Clara took her to lunch once with the twins' mother, who had a small and pleasant home on a street of florists. She also had a husband, a retired soldier who moonlighted as one of the twins' most reliable spies.
"These days, my focus is smuggling," he told them in confidence over their meal. "Almost every wealthy person in the city dips into the black market now and then, but as often as not, when you find someone who's very deeply involved, you've also found someone who's the king's enemy. Especially if they're smuggling weapons or horses or anything Pikkian. If we're lucky, we're able to trace a buyer to the fellow he's buying for, and if that turns out to be one of the rebel lords, we bring the buyer in for questioning. Can't always trust their answers, of course."
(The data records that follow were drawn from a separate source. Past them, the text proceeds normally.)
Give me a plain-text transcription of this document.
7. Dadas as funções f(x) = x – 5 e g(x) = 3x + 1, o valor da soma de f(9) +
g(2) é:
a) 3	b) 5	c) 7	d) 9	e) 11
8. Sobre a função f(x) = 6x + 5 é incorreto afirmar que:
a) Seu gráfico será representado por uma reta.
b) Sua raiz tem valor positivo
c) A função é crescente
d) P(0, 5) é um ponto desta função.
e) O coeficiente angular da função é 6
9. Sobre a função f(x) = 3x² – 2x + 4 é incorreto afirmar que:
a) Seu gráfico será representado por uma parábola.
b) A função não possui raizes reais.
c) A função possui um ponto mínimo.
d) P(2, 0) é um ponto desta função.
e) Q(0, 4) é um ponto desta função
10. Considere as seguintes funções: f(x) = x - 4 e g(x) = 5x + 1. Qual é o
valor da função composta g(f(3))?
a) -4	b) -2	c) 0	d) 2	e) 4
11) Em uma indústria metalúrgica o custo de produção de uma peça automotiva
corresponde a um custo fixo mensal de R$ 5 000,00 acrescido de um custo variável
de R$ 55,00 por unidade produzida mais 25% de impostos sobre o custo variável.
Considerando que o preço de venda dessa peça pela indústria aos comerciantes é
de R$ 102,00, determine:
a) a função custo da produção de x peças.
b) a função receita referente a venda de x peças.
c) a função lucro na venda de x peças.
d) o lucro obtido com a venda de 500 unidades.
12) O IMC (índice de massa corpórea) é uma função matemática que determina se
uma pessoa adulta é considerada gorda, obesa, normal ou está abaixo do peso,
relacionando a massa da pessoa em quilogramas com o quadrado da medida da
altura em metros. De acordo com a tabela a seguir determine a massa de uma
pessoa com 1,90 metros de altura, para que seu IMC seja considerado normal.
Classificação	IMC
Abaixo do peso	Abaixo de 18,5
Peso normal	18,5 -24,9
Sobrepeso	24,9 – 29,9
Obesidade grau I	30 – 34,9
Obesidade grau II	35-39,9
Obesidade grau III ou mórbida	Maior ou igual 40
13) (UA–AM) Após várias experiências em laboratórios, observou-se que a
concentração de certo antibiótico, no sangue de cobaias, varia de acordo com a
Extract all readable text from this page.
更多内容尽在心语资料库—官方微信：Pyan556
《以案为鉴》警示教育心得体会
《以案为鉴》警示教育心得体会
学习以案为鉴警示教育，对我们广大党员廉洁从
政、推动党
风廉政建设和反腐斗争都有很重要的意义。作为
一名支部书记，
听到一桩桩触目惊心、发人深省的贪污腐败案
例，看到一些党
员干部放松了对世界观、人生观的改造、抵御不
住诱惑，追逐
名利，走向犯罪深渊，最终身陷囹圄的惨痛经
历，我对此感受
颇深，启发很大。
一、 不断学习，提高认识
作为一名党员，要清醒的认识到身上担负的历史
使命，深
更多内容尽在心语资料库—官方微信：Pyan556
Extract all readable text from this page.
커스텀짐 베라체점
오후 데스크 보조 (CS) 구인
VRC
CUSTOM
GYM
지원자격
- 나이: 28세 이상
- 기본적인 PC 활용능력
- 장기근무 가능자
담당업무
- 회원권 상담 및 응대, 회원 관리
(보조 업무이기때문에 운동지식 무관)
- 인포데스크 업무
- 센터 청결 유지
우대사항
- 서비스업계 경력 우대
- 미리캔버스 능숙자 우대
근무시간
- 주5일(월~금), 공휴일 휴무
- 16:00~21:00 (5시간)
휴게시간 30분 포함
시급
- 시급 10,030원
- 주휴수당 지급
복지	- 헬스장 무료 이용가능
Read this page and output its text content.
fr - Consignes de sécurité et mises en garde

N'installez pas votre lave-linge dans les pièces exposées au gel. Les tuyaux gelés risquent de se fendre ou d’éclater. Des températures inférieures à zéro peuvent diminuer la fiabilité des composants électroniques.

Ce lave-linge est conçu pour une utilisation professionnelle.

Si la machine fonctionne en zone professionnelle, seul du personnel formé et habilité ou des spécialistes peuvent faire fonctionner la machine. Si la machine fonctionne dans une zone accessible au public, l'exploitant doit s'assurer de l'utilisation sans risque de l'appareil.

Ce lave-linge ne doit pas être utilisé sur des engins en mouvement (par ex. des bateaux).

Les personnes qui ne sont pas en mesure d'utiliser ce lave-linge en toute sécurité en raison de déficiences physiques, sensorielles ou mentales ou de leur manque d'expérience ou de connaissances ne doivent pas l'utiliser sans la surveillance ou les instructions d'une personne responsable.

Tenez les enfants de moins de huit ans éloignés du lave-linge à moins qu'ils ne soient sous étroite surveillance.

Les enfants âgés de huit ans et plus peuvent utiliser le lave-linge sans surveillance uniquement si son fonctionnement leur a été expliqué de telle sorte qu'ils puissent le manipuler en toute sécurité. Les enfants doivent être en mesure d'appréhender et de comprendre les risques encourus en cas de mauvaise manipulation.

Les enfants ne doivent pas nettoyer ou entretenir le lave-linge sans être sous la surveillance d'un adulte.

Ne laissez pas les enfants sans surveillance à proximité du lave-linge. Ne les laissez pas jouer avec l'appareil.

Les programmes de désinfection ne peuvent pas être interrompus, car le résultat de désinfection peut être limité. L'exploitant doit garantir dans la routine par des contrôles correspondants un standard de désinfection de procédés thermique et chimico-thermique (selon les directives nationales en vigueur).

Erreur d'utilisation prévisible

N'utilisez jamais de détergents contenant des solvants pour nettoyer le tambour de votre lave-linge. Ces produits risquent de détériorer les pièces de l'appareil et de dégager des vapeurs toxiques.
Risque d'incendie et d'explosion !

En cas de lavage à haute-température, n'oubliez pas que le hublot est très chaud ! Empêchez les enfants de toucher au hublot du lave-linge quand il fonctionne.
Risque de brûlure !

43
Unsurprisingly, this sort of talk was always fuel for Clara's pressure tactics with Fire. "With your power, it'd be easy for us to learn who's on whose side. You could help us find out if our allies are true," she'd say, or, "You could figure out where Mydogg's planning to attack first." Or, when that didn't work, "You could uncover an assassination plot. Wouldn't you feel terrible if I were assassinated because you weren't helping?" And in a moment of desperation: "What if they're planning to assassinate you? There have to be some who are, especially now that people think you might marry Nash."
Fire never responded to the endless battery, never admitted the doubt – and guilt – she was beginning to feel. She only filed the arguments away to mull over later, along with the ongoing arguments of the king. For occasionally after dinner – often enough that Welkley had installed a chair in the hallway – Nash came to speak to her through the door. He conducted himself decently, talked of the weather and stately visitors to the court; and always, always tried to convince her to reconsider the matter of the prisoner.